Long-term goals provide a sense of purpose and direction in life by: Giving you a clear target to work towards. Helping you prioritize your time and resources. Providing motivation and inspiration during challenging times.

What are 5 examples of decision-making? ›

You have many decision-making examples in daily life such as:
  • Deciding what to wear.
  • Deciding what to eat for lunch.
  • Choosing which book to read.
  • Deciding what task to do next.
Sep 11, 2020

What is the difference between short and long term financial decisions? ›

Investing Goals: Long-term investment goals typically take years or decades to reach and may include retirement and saving for college. Short-term investing goals may take months or a few years. Examples of short-term investing goals can include saving for a vacation, wedding or home improvement.

Are strategic decisions long term or short term? ›

Strategic decisions are those decisions that have an influence over years, decades, and even beyond the lifetime of the project. Once a strategic decision is made, it is very unlikely to be altered in the short term.

What is a short-term decision? ›

In management, short‐term decisions are made repeatedly in many different areas, such as pricing, purchasing, maintaining inventory and staffing levels, and establishing which products to sell and which to discontinue.

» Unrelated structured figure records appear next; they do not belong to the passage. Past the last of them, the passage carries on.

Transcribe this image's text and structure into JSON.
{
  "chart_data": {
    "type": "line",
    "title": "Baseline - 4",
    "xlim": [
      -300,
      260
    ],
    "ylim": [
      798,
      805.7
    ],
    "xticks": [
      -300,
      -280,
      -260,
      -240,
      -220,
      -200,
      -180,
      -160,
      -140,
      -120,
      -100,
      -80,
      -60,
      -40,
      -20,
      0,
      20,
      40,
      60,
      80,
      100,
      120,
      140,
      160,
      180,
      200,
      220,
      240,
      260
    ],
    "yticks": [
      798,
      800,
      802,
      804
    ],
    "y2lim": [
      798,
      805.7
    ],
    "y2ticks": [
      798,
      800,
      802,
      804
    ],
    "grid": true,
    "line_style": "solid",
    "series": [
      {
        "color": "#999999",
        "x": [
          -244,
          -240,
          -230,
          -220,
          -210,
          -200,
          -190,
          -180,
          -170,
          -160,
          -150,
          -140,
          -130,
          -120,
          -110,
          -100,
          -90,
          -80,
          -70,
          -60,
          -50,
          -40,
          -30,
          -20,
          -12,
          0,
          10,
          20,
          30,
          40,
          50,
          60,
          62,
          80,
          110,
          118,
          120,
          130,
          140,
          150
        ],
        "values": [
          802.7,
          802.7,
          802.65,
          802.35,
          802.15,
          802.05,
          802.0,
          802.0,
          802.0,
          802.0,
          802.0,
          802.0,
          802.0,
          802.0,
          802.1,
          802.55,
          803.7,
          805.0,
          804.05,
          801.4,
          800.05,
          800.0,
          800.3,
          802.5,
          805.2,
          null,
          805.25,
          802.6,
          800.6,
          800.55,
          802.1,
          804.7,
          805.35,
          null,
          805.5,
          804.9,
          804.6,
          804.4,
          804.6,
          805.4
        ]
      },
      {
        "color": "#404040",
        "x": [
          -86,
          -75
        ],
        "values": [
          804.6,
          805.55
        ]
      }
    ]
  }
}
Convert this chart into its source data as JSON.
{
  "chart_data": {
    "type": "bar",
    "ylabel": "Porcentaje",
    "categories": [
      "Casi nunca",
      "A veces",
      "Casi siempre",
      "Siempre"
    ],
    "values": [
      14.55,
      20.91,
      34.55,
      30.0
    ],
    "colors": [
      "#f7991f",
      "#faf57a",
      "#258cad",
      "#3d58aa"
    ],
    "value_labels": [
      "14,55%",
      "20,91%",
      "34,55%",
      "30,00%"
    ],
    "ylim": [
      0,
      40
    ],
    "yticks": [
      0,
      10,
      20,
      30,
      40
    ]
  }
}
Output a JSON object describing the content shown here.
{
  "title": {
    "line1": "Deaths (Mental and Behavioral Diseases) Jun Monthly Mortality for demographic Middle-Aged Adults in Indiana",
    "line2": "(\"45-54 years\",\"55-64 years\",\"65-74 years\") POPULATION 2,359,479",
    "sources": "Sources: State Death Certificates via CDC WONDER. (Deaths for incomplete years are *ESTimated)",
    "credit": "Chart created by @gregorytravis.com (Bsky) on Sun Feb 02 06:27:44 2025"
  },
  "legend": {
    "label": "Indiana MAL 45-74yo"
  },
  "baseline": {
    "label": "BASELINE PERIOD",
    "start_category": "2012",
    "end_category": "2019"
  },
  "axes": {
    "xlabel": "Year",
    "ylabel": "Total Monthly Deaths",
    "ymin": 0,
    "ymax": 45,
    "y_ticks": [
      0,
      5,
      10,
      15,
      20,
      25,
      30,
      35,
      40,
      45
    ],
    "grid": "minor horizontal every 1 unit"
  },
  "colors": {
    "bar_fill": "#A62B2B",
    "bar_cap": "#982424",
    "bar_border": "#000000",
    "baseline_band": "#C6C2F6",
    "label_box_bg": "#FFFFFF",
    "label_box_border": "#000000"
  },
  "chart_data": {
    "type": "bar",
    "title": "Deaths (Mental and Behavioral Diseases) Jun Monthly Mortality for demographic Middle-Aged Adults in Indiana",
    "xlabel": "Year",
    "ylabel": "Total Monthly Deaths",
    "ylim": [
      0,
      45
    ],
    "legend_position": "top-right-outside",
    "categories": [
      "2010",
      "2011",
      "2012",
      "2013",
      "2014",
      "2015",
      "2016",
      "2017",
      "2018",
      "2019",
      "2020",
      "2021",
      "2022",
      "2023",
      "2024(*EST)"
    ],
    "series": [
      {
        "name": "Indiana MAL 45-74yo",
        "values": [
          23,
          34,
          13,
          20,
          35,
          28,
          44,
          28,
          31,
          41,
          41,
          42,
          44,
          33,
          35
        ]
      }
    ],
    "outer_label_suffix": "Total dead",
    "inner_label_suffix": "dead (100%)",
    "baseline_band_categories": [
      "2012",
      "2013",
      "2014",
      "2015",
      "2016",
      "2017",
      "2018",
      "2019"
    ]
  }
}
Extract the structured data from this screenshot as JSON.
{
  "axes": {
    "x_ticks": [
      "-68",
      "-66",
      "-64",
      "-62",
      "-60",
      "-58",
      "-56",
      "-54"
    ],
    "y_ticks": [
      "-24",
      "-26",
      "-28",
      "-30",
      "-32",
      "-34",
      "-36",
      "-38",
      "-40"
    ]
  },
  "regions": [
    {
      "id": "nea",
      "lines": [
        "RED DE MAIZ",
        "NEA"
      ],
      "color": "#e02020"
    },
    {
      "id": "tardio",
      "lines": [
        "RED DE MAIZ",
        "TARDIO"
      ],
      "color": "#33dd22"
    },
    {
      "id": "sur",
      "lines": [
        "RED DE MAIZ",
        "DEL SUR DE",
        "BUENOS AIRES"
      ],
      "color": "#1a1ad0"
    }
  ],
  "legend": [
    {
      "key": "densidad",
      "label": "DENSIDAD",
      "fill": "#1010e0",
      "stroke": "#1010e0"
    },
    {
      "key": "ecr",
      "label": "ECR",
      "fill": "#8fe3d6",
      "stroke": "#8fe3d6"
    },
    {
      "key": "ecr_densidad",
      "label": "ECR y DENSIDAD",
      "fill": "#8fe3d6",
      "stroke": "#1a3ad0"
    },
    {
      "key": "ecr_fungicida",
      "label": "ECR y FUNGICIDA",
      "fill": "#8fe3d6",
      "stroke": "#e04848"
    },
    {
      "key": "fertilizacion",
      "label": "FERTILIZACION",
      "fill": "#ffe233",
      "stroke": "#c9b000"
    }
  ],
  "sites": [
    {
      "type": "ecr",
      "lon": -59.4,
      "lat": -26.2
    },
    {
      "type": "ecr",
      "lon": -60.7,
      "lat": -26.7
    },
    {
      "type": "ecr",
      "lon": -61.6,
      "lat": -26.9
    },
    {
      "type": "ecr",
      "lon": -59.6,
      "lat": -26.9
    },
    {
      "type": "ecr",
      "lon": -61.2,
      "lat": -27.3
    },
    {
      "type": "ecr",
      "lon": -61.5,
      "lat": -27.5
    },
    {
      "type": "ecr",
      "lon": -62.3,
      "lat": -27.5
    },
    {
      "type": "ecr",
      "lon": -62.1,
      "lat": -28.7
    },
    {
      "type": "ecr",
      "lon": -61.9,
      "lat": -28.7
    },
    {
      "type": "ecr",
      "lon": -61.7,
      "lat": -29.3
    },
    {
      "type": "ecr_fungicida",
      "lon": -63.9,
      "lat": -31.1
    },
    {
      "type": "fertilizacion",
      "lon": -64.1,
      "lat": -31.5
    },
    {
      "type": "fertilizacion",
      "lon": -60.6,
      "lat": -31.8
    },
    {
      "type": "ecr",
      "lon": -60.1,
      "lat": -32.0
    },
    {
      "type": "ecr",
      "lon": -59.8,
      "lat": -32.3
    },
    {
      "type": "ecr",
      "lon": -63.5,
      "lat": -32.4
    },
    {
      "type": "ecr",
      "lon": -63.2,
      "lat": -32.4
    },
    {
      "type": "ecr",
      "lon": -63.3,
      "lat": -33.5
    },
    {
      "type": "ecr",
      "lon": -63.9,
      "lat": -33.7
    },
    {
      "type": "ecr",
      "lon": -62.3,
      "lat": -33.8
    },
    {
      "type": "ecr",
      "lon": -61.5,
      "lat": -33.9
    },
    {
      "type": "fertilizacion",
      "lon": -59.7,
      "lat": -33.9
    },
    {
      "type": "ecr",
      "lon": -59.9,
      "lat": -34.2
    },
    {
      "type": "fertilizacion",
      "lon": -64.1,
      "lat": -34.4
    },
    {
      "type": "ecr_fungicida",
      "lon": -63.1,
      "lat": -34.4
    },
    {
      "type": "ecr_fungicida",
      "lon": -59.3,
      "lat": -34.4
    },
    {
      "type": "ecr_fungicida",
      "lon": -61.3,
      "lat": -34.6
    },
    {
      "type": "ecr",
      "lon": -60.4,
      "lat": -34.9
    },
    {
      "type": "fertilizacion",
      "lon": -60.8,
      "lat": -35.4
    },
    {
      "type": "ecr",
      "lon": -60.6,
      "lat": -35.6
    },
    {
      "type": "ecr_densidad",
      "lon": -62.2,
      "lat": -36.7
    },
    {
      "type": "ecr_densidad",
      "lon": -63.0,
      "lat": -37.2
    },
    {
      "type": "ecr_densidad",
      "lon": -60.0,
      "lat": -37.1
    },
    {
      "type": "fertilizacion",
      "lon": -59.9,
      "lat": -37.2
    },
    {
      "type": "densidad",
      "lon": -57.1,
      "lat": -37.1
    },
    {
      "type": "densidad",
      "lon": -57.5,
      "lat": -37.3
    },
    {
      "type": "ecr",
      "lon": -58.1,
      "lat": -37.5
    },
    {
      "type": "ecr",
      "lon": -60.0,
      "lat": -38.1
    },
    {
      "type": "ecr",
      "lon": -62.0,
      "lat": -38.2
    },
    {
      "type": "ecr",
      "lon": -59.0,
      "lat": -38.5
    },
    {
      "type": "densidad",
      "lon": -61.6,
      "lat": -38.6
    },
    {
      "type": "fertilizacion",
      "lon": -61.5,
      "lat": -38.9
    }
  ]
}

What is the difference between short and long-term financial decisions? ›

Investing Goals: Long-term investment goals typically take years or decades to reach and may include retirement and saving for college. Short-term investing goals may take months or a few years. Examples of short-term investing goals can include saving for a vacation, wedding or home improvement.

What is the difference between long-term and short-term financial decisions? ›

Duration: The most evident difference between short and long-term financing is their duration. Short-term loans normally have a repayment duration of year or less, though some might be as short as a few weeks or months. Long-term loans, on the other hand, have a longer repayment period, which might last several years.

What is the difference between long-term and short-term finance decisions? ›

Long-term financing includes equity issued, Corporate bond, Capital notes and so on. Short-term financing includes Commercial papers, Promissory notes, Asset-based loans, Repurchase agreements, letters of credit and so on.

Top Articles
Latest Posts
Article information

Author: Prof. An Powlowski

Last Updated:

Views: 6353

Rating: 4.3 / 5 (44 voted)

Reviews: 83% of readers found this page helpful

Author information

Name: Prof. An Powlowski

Birthday: 1992-09-29

Address: Apt. 994 8891 Orval Hill, Brittnyburgh, AZ 41023-0398

Phone: +26417467956738

Job: District Marketing Strategist

Hobby: Embroidery, Bodybuilding, Motor sports, Amateur radio, Wood carving, Whittling, Air sports

Introduction: My name is Prof. An Powlowski, I am a charming, helpful, attractive, good, graceful, thoughtful, vast person who loves writing and wants to share my knowledge and understanding with you.